The metrics are terrific, as you would hope for. To give some examples, there is operating margin of 69% (2018: 67%), and return on tangible capital employed is mind-boggling: the net working capital requirement is c. zero and PPE is sub-£20 million.
When it comes to valuation, however, I think the shares might be around fair value currently. I think this article at SharesMag correctly identified the opportunity last year.
As of today, AutoTrader enjoys a valuation comparable to Rightmove (PE ratio c. 26-27x, EV/EBITDA c. 24x).
Therefore, while I do intend to add AutoTrader to my portfolio, I may only do so in small size at the current valuation.
Go-Ahead Group (GOG)
- Share price: £20.39 (+8%)
- Market cap: £5,460 million
This bus and rail service provider has announced a positive trading update:
- London/international bus division is doing better than expected, helped by strong performance in Singapore and Dublin.
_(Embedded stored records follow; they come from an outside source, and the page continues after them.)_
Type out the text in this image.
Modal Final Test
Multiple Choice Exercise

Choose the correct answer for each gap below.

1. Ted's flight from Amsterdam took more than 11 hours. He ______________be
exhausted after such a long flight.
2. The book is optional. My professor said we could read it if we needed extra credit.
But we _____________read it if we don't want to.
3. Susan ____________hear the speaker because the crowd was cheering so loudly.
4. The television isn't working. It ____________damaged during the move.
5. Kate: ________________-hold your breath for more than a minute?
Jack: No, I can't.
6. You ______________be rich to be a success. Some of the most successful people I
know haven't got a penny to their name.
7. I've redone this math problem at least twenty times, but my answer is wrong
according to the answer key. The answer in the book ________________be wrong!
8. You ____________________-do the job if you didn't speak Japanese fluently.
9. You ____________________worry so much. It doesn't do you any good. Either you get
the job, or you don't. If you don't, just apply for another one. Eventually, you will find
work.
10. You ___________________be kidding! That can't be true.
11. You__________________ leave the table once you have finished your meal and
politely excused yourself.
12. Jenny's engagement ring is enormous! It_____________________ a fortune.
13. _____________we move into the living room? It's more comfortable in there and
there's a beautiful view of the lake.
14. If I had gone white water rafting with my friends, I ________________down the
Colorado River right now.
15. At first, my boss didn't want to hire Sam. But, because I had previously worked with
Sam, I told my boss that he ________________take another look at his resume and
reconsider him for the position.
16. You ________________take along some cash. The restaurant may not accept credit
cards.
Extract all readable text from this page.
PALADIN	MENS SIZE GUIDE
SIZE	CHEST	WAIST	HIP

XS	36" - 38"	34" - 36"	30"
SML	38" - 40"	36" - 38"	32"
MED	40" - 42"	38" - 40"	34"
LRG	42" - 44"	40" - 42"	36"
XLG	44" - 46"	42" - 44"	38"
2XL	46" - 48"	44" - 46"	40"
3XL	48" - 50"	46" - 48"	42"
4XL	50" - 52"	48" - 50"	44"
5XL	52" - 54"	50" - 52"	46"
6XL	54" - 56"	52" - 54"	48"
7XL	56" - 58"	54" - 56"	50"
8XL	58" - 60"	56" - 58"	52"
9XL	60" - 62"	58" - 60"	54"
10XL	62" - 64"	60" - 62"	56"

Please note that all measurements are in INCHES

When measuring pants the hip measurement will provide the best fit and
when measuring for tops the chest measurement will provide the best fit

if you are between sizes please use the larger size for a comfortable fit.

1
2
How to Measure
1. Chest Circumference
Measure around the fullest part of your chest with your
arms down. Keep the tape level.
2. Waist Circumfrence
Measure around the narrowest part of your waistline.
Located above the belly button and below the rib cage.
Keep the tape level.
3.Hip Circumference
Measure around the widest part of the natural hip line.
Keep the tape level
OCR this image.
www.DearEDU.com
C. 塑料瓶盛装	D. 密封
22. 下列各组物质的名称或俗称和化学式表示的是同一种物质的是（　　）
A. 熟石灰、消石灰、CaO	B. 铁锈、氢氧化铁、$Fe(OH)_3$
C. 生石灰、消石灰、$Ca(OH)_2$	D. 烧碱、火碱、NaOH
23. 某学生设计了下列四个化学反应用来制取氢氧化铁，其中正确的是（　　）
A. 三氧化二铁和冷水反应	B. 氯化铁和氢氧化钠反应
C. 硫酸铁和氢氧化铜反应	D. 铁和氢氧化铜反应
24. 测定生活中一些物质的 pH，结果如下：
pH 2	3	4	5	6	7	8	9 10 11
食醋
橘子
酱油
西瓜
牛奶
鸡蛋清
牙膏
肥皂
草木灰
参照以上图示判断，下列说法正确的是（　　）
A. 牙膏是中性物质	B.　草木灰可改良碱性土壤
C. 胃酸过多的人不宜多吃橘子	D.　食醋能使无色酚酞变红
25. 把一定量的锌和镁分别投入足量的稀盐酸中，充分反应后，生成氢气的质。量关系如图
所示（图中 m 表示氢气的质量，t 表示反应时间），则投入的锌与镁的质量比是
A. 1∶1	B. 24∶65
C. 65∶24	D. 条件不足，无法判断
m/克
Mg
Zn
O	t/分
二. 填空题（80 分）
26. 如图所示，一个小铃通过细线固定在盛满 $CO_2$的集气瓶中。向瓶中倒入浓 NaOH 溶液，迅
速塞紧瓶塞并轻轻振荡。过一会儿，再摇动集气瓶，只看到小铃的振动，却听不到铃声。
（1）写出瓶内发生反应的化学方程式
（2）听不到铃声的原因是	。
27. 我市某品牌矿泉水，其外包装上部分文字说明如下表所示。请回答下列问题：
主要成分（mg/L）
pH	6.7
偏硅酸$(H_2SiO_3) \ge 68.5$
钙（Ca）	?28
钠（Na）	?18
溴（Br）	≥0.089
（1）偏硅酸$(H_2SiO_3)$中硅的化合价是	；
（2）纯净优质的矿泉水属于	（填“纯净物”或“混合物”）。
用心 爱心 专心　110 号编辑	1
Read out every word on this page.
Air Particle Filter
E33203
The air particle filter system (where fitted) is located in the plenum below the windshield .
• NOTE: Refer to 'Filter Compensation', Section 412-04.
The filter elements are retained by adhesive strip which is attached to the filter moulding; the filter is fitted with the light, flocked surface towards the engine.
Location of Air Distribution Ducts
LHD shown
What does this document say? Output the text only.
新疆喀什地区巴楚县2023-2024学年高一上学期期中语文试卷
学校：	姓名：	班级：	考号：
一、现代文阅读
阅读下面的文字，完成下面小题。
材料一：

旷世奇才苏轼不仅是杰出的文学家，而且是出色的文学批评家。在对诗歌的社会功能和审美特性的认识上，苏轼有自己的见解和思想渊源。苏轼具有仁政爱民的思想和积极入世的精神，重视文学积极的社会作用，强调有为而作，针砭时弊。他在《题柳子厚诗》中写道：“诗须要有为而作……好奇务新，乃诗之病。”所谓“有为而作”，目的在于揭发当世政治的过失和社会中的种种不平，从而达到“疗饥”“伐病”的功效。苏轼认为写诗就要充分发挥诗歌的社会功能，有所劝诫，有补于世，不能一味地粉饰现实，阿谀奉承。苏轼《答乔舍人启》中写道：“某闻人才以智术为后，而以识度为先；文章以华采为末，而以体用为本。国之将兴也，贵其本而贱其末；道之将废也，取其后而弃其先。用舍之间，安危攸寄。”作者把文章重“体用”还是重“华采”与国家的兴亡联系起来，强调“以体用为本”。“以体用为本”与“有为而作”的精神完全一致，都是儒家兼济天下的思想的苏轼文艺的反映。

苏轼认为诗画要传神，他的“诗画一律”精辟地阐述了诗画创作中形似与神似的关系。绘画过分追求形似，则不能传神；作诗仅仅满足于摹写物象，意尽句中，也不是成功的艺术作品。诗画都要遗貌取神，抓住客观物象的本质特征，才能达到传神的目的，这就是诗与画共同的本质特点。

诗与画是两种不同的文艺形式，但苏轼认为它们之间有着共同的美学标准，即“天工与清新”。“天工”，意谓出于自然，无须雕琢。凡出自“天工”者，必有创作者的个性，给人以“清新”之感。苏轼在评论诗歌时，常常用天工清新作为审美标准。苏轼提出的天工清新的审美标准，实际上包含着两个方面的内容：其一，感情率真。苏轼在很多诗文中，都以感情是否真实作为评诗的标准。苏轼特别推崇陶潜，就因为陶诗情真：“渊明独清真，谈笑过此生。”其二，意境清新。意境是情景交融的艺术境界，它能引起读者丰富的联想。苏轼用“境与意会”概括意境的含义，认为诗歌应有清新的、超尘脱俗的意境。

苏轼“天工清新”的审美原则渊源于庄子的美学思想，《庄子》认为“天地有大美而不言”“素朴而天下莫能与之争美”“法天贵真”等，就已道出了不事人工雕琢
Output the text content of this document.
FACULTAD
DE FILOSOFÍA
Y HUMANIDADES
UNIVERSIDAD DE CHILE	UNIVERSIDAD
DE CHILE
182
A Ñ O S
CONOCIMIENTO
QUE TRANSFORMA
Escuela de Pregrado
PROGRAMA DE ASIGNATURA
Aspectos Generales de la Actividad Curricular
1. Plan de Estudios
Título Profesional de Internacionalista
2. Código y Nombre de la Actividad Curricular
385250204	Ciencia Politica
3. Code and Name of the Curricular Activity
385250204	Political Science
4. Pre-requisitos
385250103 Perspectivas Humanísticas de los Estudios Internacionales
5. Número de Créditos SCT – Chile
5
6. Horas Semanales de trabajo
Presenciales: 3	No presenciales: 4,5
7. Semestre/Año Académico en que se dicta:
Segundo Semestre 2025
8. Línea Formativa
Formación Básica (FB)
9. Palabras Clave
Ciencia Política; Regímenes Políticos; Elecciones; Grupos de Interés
- Regional bus division in line with expectations. Southeastern performing “well”.
To give some context for the Dublin expansion, Go-Ahead received nearly 400 complaints in the first few months of operating its new bus routes. This was considered normal and in line with expectations. More Dublin bus routes were opened by Go-Ahead last December and in March, and more are coming online later this year.
Given the staged expansion, I would say that the authorities in Dublin must be very content with the company’s performance.
In London, most existing Go-Ahead contracts have been settled recently, turning the focus to bidding for new contracts in the years ahead.
I don’t see any compelling reason to buy these shares, but they are “cheap” at a forecast P/E multiple of 11x.
- Share price: 151.6 (+9%)
- Market cap: £556 million
Decent numbers from Mitie. This is another “cheap” stock but the quality of its activities is highly questionable.
Going to hang up my pen there for today. We are back tomorrow.